Tayari and I gave birth to, and reared, five children. Three of them are daughters. Asante, Kiini, and Tiaji. The youngest lives in the wilderness surrounding D.C., where Tiaji works in the federal government. The middle child, Kiini, whom I sometimes half-jokingly/half-seriously refer to as the president of my fan club, is a professional writer domiciled in the ‘People’s Republic of Brooklyn’. And the eldest of the quintet, Asante, an arts administrator, lives but a few miles away from her obstinate father, on the west bank of our fabled city. However, there are a number of other young women whom I sometimes refer to as my daughters. And of whom I am exceedingly proud. Asali is one of them.

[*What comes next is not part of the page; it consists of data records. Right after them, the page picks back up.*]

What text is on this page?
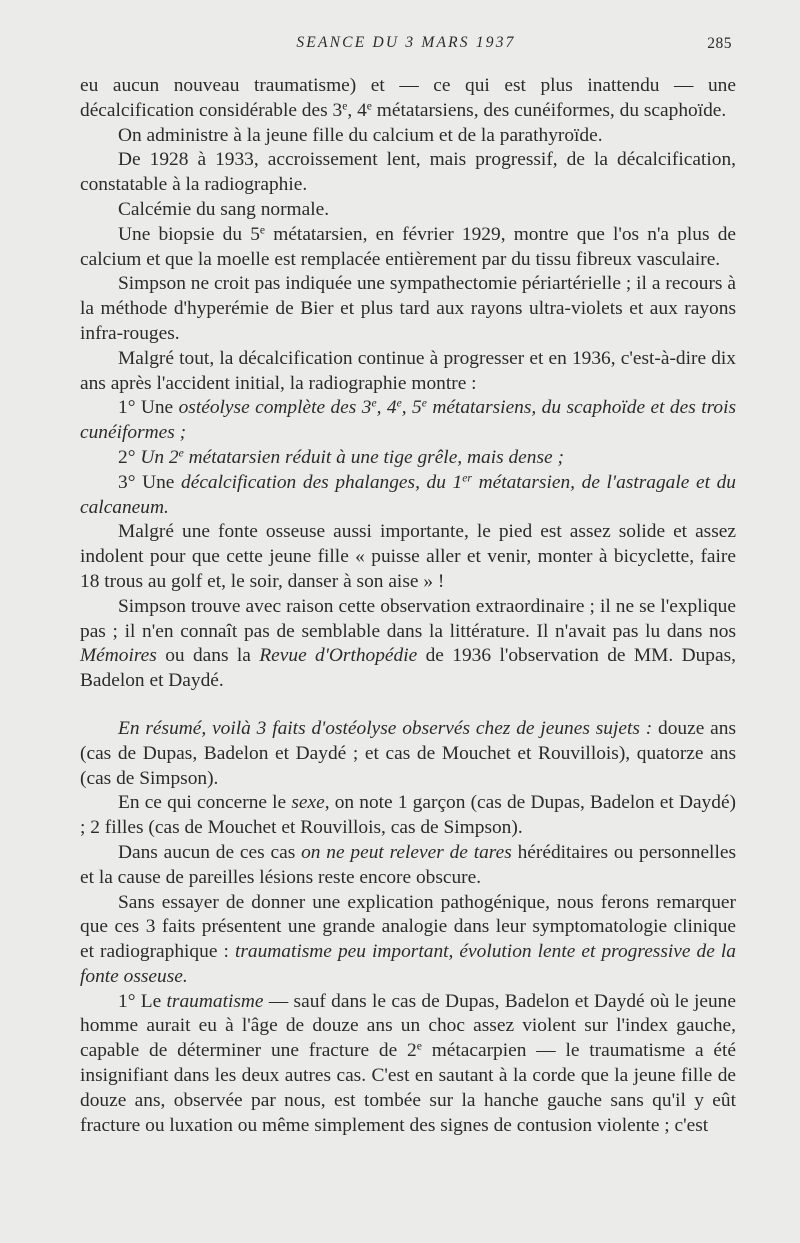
SEANCE DU 3 MARS 1937	285

eu aucun nouveau traumatisme) et — ce qui est plus inattendu — une décalcification considérable des 3e, 4e métatarsiens, des cunéiformes, du scaphoïde.

On administre à la jeune fille du calcium et de la parathyroïde.

De 1928 à 1933, accroissement lent, mais progressif, de la décalcification, constatable à la radiographie.

Calcémie du sang normale.

Une biopsie du 5e métatarsien, en février 1929, montre que l'os n'a plus de calcium et que la moelle est remplacée entièrement par du tissu fibreux vasculaire.

Simpson ne croit pas indiquée une sympathectomie périartérielle ; il a recours à la méthode d'hyperémie de Bier et plus tard aux rayons ultra-violets et aux rayons infra-rouges.

Malgré tout, la décalcification continue à progresser et en 1936, c'est-à-dire dix ans après l'accident initial, la radiographie montre :

1° Une ostéolyse complète des 3e, 4e, 5e métatarsiens, du scaphoïde et des trois cunéiformes ;

2° Un 2e métatarsien réduit à une tige grêle, mais dense ;

3° Une décalcification des phalanges, du 1er métatarsien, de l'astragale et du calcaneum.

Malgré une fonte osseuse aussi importante, le pied est assez solide et assez indolent pour que cette jeune fille « puisse aller et venir, monter à bicyclette, faire 18 trous au golf et, le soir, danser à son aise » !

Simpson trouve avec raison cette observation extraordinaire ; il ne se l'explique pas ; il n'en connaît pas de semblable dans la littérature. Il n'avait pas lu dans nos Mémoires ou dans la Revue d'Orthopédie de 1936 l'observation de MM. Dupas, Badelon et Daydé.

En résumé, voilà 3 faits d'ostéolyse observés chez de jeunes sujets : douze ans (cas de Dupas, Badelon et Daydé ; et cas de Mouchet et Rouvillois), quatorze ans (cas de Simpson).

En ce qui concerne le sexe, on note 1 garçon (cas de Dupas, Badelon et Daydé) ; 2 filles (cas de Mouchet et Rouvillois, cas de Simpson).

Dans aucun de ces cas on ne peut relever de tares héréditaires ou personnelles et la cause de pareilles lésions reste encore obscure.

Sans essayer de donner une explication pathogénique, nous ferons remarquer que ces 3 faits présentent une grande analogie dans leur symptomatologie clinique et radiographique : traumatisme peu important, évolution lente et progressive de la fonte osseuse.

1° Le traumatisme — sauf dans le cas de Dupas, Badelon et Daydé où le jeune homme aurait eu à l'âge de douze ans un choc assez violent sur l'index gauche, capable de déterminer une fracture de 2e métacarpien — le traumatisme a été insignifiant dans les deux autres cas. C'est en sautant à la corde que la jeune fille de douze ans, observée par nous, est tombée sur la hanche gauche sans qu'il y eût fracture ou luxation ou même simplement des signes de contusion violente ; c'est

Hail Asali Devan Ecclesiastes. At the end of August 2019 she was announced the new director of Ashe Cultural Arts Center, a premiere arts institution in New Orleans. Asali was a long standing member of Nommo Literary Society, a writing workshop I co-founded with Kysha Brown Robinson (yes, another one of the clan of daughters of Salaam). Asali lived around the corner from my office in Treme. In fact we shot the movies ‘When Love Hurts’ on her front porch and ‘Baby Love’ in her kitchen. Asali is also a major spoken word artist among New Orleans writers, a pantheon of scribes that dates back to Les Cenelles in 1845.

Ashe Cultural Arts Center, of which Asali has become the second director, was birthed by Carol Bebelle and Douglas Redd. Carol, the retiring leader, is a longtime family friend and Doug, well, Doug was my artistic alter ego. He and I literally spent years together in sickness and in health, before his passing on July 18, 2007.

As is apparent from this brief description, I am close to and love a coterie of New Orleans people who are significant members of the New Orleans diaspora, a collection of men and women who give style and substance to our city’s future both locally and on a national basis.

Again, all hail, Asali Devan Ecclesiastes, an embodiment of Sankofa women–one who never forgets her past as she confidently strides into our future.